While I am a huge fan of old world charm, and croquettes, I am so glad to be back in New England. But I do miss the flower season in Holland which, as you can imagine, has been big business since the 17th century. Look at the image I attached to this blog - that's a Van Gosh painting, believe it or not. A very hometown piece for him, since he was Dutch and yet mostly associated with French poppies and sunflowers. His colors in this painting are a lot more muted than the flower fields really are. It seems like he refrained from packing his usual COLOR PUNCH when he painted this. Even the sky is dreary, and casting a blueish tinge on flowers that surely most be electrically bright. And we know he could paint BRIGHT, so this feels like a curiosity and a maybe a metaphor to me.

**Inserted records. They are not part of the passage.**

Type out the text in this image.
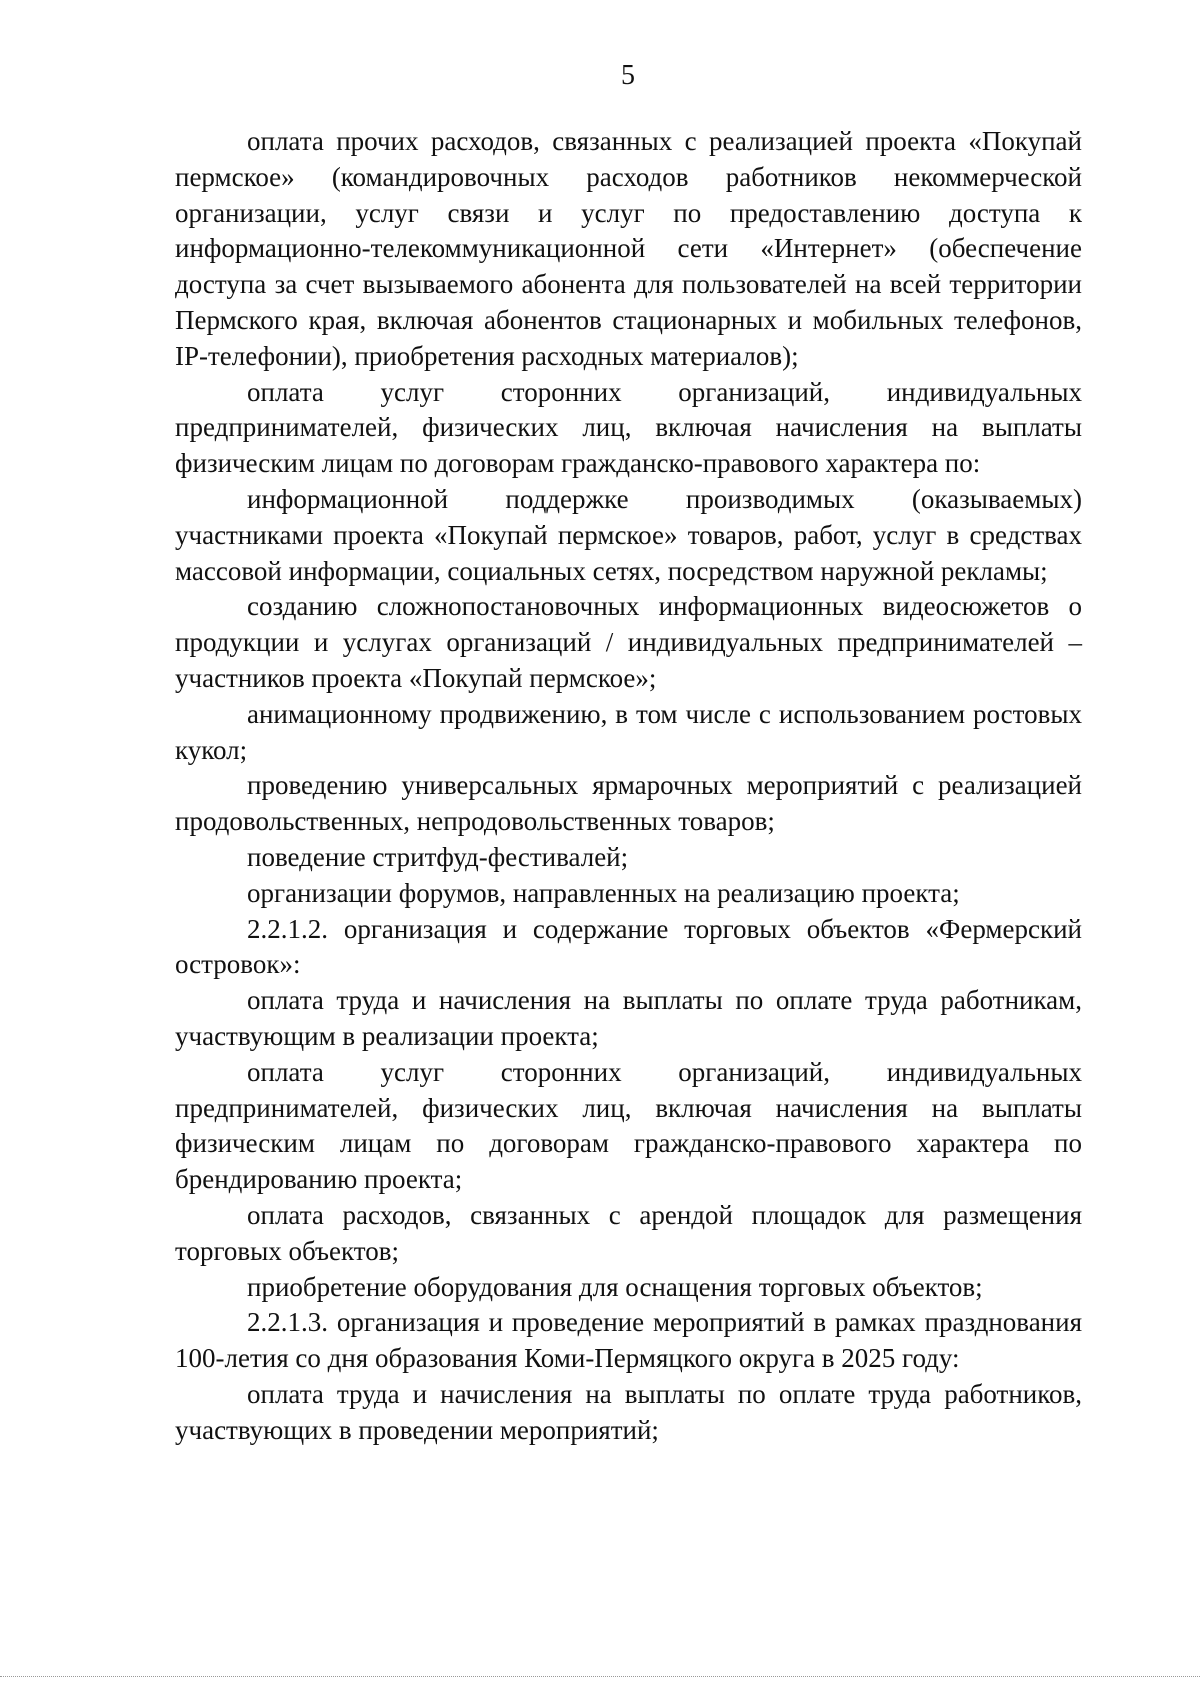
5

оплата прочих расходов, связанных с реализацией проекта «Покупай пермское» (командировочных расходов работников некоммерческой организации, услуг связи и услуг по предоставлению доступа к информационно-телекоммуникационной сети «Интернет» (обеспечение доступа за счет вызываемого абонента для пользователей на всей территории Пермского края, включая абонентов стационарных и мобильных телефонов, IP-телефонии), приобретения расходных материалов);

оплата услуг сторонних организаций, индивидуальных предпринимателей, физических лиц, включая начисления на выплаты физическим лицам по договорам гражданско-правового характера по:

информационной поддержке производимых (оказываемых) участниками проекта «Покупай пермское» товаров, работ, услуг в средствах массовой информации, социальных сетях, посредством наружной рекламы;

созданию сложнопостановочных информационных видеосюжетов о продукции и услугах организаций / индивидуальных предпринимателей – участников проекта «Покупай пермское»;

анимационному продвижению, в том числе с использованием ростовых кукол;

проведению универсальных ярмарочных мероприятий с реализацией продовольственных, непродовольственных товаров;

поведение стритфуд-фестивалей;

организации форумов, направленных на реализацию проекта;

2.2.1.2. организация и содержание торговых объектов «Фермерский островок»:

оплата труда и начисления на выплаты по оплате труда работникам, участвующим в реализации проекта;

оплата услуг сторонних организаций, индивидуальных предпринимателей, физических лиц, включая начисления на выплаты физическим лицам по договорам гражданско-правового характера по брендированию проекта;

оплата расходов, связанных с арендой площадок для размещения торговых объектов;

приобретение оборудования для оснащения торговых объектов;

2.2.1.3. организация и проведение мероприятий в рамках празднования 100-летия со дня образования Коми-Пермяцкого округа в 2025 году:

оплата труда и начисления на выплаты по оплате труда работников, участвующих в проведении мероприятий;
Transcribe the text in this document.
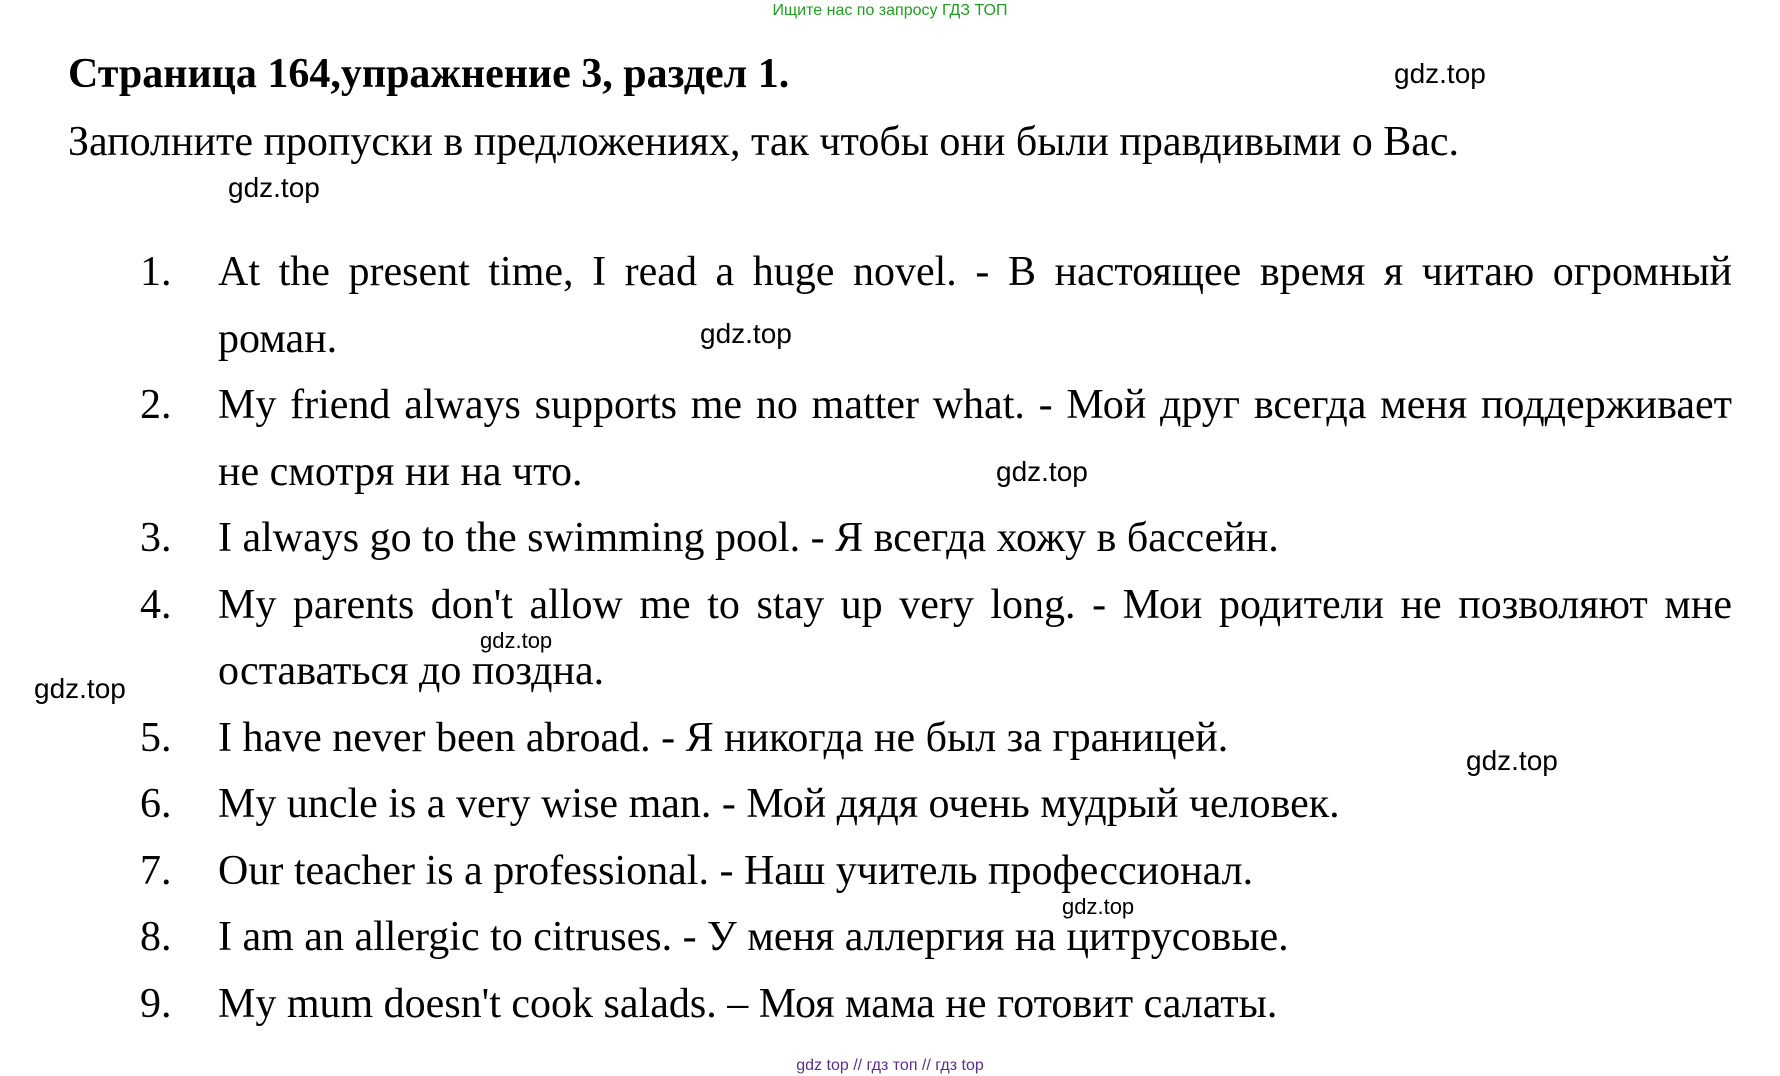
Ищите нас по запросу ГДЗ ТОП
Страница 164,упражнение 3, раздел 1.
Заполните пропуски в предложениях, так чтобы они были правдивыми о Вас.
1.	At the present time, I read a huge novel. - В настоящее время я читаю огромный роман.
2.	My friend always supports me no matter what. - Мой друг всегда меня поддерживает не смотря ни на что.
3.	I always go to the swimming pool. - Я всегда хожу в бассейн.
4.	My parents don't allow me to stay up very long. - Мои родители не позволяют мне оставаться до поздна.
5.	I have never been abroad. - Я никогда не был за границей.
6.	My uncle is a very wise man. - Мой дядя очень мудрый человек.
7.	Our teacher is a professional. - Наш учитель профессионал.
8.	I am an allergic to citruses. - У меня аллергия на цитрусовые.
9.	My mum doesn't cook salads. – Моя мама не готовит салаты.
gdz.top
gdz.top
gdz.top
gdz.top
gdz.top
gdz.top
gdz.top
gdz.top
gdz top // гдз топ // гдз top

Anyway, in our class, you'll receive five BRIGHT tulipmania colors. But I can't just leave it at that because - Vermeer! Think about all those gorgeous costumes, the light coming through the windows on woman in hyacinth dresses with pearl earrings. And checkerboard floors that would make MacKenzie-Childs cry themselves to sleep. So, you'll receive three of the 'dour Dutch' colors' to temper the bright flower shades. Because it's impossible to have something truly bright and beautiful without something darker and drearier to pop it. Dark, light, dull, bright. It's the mantra for rug hooking, and also for life.

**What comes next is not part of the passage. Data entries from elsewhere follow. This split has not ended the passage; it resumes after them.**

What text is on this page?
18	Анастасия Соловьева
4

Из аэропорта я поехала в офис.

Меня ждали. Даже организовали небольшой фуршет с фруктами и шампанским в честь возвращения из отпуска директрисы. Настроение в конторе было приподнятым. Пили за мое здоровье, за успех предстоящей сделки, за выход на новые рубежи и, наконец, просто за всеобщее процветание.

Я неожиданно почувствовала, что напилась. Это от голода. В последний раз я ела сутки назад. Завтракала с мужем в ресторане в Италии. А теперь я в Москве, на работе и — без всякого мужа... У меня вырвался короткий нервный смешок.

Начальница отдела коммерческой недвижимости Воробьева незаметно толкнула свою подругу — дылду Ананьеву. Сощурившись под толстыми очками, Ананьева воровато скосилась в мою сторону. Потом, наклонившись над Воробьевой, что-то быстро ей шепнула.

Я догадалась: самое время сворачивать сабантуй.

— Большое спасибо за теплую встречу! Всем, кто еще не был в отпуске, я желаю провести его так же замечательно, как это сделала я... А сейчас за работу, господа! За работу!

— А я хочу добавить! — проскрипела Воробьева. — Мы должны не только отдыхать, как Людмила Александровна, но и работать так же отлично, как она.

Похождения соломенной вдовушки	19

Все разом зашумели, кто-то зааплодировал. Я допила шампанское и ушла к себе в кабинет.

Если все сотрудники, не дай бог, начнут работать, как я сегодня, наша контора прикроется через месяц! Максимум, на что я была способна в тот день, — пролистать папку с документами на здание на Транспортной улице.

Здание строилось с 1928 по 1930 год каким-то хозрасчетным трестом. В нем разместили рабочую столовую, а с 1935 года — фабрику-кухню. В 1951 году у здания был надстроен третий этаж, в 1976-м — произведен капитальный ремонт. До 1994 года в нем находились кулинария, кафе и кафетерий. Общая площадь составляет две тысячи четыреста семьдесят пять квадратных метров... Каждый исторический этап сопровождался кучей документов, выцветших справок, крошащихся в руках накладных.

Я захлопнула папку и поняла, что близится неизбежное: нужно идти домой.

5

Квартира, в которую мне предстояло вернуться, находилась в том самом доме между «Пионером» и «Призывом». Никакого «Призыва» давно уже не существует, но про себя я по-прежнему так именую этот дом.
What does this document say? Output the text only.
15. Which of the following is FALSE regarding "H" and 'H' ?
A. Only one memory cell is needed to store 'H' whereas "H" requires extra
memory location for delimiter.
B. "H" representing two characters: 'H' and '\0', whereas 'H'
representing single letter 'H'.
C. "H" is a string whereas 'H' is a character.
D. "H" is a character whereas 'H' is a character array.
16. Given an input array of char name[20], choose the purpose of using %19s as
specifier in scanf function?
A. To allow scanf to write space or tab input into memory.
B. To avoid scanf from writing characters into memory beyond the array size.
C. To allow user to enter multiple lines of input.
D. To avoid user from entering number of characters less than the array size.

I hope to see you on Mother's Day in this fun, no-pressure class. You'll end up with 4 full skeins of yarn to hook or punch and 4 long quarters of colored Dorr. It'll be up to you which colors you want to use, and whether you want to add mottling or effects, or overdye, or anything you like. My classes are always about learning the basic skills and then you running with it. I've been putting off Dutch themes, Dutch subjects, really thoughts of anything Dutch. But, hey, it's Springtime and now I have you, and we can do this together!

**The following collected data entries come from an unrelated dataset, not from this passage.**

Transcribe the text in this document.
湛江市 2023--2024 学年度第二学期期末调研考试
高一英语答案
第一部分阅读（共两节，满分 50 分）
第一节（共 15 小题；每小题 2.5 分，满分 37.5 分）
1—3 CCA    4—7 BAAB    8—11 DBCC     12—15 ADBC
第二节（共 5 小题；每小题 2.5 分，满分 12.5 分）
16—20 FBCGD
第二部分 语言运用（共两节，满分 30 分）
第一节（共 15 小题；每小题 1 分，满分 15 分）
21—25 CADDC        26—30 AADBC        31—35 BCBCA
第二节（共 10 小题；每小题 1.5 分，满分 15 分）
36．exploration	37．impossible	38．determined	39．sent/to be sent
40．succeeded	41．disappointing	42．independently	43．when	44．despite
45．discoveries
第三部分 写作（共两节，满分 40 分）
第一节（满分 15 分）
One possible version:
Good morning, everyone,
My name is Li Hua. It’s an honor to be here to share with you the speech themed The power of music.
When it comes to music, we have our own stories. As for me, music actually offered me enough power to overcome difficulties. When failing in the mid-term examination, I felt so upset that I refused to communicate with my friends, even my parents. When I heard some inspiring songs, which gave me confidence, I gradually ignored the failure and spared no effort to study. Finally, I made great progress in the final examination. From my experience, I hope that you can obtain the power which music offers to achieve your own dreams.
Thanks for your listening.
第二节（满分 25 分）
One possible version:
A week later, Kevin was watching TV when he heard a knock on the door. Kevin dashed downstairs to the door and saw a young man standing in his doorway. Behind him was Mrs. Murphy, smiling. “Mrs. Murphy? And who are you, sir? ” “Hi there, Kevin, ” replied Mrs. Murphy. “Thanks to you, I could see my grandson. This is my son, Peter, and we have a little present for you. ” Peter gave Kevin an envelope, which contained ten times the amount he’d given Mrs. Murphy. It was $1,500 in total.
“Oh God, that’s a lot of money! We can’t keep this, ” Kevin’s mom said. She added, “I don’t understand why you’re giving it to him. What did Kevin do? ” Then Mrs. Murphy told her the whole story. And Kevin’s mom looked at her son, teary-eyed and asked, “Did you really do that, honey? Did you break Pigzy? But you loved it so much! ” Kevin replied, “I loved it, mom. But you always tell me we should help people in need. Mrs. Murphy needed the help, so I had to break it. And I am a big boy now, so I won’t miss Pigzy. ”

https://www.ribboncandyhooking.com/products/the-dutch-palette-wool-and-yarn-dye-zoom-class
Chrissy Glenn
I love getting mail too! Especially anything rug hooking and from Ribbon Candy Hooking! Love those swatch kits. It has been so nice to have some interaction with people during Coffee Time and Dye classes. I work from home and don’t get out much, so it’s nice to get together and we miss you when you’re out, Deanna! I love the blog too. You are so creative and colorful… Wow.. you would be such a great college professor in Art, Literature, History… you name it! :)
Rhelda
Hi Deana. Thank you for this mental voyage to the Netherlands. I could feel myself walking through fields of color! I’m a huge fan of VanGogh. I cried tears when I saw his work at MOMA. Actually took my breath away. I felt like I was in church. But then, for me, church is being in the depths of creativity. I’ve purchased this class and am excitedly looking forward to an adventure of process and color with you.
Becky
Love the blog! I felt like I was reading a good book. I look forward to more blog’s.
Kyra Mercer
This post put a smile on my face – imagining the blooms in Holland. Thank you for taking the time to write this post!